2.    Allah SWT akan mengutuk kepada orang yang masih tersangkut barang aniayaan, atau kepada orang yang masih tersangkut dengan barang curian, atau kepada orang yang masih tersangkut dengan korupsi, atau kepada orang yang masih tersangkut hak-hak orang lain yang diambil tanpa hak, sampai dengan apa-apa yang telah diambilnya dikembalikan kepada pemiliknya yang berhak atau  yang sah, terkecuali kita siap untuk dikutuk Allah SWT.

 

3.   Sekarang bagaimana mungkin kita akan berhubungan, atau menghadap, atau menjadi tamu yang dibanggakan-Nya atau berkomunikasi dengan Dzat Yang Maha Suci dengan baik dan benar jika lidah, tangan, kemaluan, harta, pakaian, serta diri kita sendiri masih dalam keadaan kotor.
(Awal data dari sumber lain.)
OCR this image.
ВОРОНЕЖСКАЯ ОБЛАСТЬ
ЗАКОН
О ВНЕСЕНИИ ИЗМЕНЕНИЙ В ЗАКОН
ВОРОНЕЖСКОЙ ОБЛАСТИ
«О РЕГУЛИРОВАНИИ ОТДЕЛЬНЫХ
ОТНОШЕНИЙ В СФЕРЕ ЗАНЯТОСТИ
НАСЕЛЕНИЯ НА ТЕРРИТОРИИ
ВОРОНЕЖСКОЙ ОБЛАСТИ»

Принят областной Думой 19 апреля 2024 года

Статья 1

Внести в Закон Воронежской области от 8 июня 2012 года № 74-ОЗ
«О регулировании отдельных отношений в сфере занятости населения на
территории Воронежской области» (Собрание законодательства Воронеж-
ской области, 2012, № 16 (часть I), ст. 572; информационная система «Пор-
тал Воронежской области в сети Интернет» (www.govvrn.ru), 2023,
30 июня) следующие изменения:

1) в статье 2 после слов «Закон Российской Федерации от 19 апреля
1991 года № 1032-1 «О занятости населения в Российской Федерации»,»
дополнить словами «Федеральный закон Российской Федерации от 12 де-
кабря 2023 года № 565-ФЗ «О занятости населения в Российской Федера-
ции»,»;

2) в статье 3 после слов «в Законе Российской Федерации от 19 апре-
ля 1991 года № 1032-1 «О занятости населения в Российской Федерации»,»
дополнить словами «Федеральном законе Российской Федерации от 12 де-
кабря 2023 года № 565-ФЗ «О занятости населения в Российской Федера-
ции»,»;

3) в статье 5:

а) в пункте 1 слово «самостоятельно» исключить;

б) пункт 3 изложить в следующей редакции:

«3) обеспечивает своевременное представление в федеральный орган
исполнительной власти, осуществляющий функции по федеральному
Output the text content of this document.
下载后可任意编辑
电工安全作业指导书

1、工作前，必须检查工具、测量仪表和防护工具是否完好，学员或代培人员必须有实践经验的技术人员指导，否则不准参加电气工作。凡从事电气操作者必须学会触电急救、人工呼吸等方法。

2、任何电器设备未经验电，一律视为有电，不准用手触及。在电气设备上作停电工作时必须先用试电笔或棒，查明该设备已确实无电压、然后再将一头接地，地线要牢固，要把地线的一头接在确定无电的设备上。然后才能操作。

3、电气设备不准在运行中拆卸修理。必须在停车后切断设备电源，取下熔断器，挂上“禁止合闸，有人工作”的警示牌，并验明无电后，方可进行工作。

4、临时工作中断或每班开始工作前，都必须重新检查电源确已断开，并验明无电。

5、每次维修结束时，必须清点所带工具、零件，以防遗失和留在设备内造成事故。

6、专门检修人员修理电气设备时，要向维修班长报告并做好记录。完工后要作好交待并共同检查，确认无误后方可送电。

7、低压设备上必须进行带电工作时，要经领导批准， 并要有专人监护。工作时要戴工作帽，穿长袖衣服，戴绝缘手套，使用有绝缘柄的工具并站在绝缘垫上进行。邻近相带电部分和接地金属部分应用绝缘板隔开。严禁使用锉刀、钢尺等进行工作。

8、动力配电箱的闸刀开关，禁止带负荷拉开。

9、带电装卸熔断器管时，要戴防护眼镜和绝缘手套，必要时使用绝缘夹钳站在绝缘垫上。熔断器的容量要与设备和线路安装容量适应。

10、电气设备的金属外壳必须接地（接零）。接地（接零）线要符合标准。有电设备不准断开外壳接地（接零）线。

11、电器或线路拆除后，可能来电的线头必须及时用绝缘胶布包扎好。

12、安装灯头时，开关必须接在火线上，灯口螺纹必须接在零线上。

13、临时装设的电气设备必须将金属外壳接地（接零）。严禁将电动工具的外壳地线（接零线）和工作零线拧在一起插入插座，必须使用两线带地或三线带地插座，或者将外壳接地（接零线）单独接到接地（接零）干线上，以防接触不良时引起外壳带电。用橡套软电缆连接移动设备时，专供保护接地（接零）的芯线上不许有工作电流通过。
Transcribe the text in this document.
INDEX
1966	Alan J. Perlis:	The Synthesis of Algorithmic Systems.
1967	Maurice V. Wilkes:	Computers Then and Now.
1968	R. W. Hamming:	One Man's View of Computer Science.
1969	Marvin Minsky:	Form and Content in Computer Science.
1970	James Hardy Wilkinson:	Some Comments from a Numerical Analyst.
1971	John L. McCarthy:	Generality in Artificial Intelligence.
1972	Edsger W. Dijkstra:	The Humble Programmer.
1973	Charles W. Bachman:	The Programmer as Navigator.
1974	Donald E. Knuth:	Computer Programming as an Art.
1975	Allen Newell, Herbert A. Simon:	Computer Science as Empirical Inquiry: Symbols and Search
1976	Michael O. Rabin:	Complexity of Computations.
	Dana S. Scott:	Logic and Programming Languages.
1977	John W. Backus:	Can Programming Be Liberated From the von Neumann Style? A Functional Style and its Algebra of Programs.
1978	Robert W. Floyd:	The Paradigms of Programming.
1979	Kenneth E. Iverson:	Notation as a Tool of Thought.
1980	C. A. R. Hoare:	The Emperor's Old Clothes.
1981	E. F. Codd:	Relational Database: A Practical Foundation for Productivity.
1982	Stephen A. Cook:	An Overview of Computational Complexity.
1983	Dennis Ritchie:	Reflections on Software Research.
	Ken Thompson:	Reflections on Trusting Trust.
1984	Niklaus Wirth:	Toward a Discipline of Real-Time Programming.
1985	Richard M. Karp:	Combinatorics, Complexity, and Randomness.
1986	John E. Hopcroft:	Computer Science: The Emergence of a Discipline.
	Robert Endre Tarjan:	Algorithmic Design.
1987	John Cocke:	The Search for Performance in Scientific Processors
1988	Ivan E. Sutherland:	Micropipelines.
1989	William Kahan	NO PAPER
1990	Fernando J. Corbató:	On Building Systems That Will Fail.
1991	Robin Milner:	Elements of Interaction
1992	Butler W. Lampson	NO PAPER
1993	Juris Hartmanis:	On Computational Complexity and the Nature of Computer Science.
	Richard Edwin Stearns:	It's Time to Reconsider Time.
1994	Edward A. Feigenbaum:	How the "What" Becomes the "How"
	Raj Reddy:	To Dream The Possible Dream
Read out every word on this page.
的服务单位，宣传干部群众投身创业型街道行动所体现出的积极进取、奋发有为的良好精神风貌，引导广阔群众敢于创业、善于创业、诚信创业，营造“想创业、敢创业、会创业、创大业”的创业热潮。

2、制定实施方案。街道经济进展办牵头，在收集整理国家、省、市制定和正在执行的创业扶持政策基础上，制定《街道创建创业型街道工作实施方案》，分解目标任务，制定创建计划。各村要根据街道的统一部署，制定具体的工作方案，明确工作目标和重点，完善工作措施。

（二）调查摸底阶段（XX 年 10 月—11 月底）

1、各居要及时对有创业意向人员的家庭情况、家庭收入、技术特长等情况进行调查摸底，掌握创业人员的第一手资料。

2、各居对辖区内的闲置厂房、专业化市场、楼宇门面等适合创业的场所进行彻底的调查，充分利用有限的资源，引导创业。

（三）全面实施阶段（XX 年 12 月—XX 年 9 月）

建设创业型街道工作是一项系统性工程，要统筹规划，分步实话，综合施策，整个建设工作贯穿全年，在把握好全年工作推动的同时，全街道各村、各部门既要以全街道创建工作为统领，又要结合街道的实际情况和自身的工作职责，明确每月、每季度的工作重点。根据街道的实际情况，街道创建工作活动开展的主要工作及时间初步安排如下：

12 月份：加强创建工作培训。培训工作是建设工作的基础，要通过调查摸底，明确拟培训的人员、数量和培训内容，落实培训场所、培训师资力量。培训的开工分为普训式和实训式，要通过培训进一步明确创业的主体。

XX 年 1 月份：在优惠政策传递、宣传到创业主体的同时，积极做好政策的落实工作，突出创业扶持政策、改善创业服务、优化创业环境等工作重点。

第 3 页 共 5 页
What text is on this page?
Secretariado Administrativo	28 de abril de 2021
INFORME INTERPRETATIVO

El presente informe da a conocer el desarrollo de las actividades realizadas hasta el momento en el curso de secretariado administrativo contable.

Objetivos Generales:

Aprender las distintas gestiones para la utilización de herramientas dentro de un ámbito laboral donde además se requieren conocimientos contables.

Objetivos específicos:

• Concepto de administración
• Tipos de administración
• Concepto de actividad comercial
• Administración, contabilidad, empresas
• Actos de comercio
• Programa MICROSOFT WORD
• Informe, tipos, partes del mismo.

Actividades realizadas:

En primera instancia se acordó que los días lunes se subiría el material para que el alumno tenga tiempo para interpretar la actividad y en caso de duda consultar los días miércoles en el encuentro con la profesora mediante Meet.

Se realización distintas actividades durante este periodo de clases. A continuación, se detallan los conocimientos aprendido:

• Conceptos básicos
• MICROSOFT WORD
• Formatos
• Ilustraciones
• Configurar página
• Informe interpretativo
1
Adanya perbedaan kondisi ini akan menghambat diri kita untuk bersinergi dengan kebesaran dan kemahaan Allah SWT melalui ibadah umroh yang kita laksanakan di Baitullah dan juga saat mendirikan shalat.

 

Untuk itu ketahuilah bahwa ibadah umroh yang kita laksanakan tidak akan pernah sesuai dengan kehendak Allah SWT selaku Tuan Rumah sepanjang diri kita masih mencuri, sepanjang diri kita masih merampok, masih mengambil hak orang lain, masih korupsi, masih kolusi serta masih belum mengembalikan barang aniayaan dan semuanya menunjukkan kepada kita bahwa membiayai ibadah umroh harus dari penghasilan yang halal (harta yang halal dan pekerjaan yang halal) yang tidak terkontaminasi sedikitpun dengan yang haram.

 

Jika sampai yang barang haram, atau sesuatu yang haram menjadi penghasilan kita, akan sia-sialah shalat yang kita dirikan, akan sia-sialah kita ke Masjidil Haram atau ke Masjid Nabawi,  karena Allah SWT tidak menghendaki diri kita ada dihadapan-Nya pada saat kita hadir di rumah Allah SWT (maksudnya di masjid), pada saat diri menghadap Allah SWT (maksudnya saat mendirikan shalat), pada saat diri kita memenuhi undangan Allah SWT (maksudnya saat melaksanakan  ibadah umroh), karena ulah kita sendiri yang tidak mampu membersihkan harta kekayaan atau tidak mampu memperoleh harta kekayaan yang sesuai dengan kehendak Allah SWT.

 

Lalu setelah diri kita mampu membersihkan hati, membersihkan lidah, membersihkan tangan, membersihkan kemaluan serta membersihkan harta kekayaan maka terjadilah apa yang dinamakan kesesuaian kondisi antara diri kita dengan Allah SWT, yaitu Allah SWT Yang Maha Suci hanya bisa ditemui dengan yang suci pula. Sehingga jika Allah SWT adalah Yang Maha Suci maka kitapun harus suci terlebih dahulu sebelum menghadap Yang Maha Suci. Lalu jika Allah SWT adalah Yang Maha Terpuji, maka kitapun harus berperilaku terpuji pula sebelum menghadap Yang Maha Terpuji. Berikutnya jika Allah SWT adalah Yang Maha Terhormat, maka kitapun harus berperilaku terhormat sebelum menghadap Yang Maha Terhormat. Adanya kesesuaian yang kita lakukan sebelum melaksanakan ibadah umroh, atau sebelum mendirikan shalat berarti diri kita telah menempatkan dan meletakkan Allah SWT sesuai dengan kebesaraan dan kemahaan yang dimiliki-Nya yaitu Dzat Yang Maha Suci.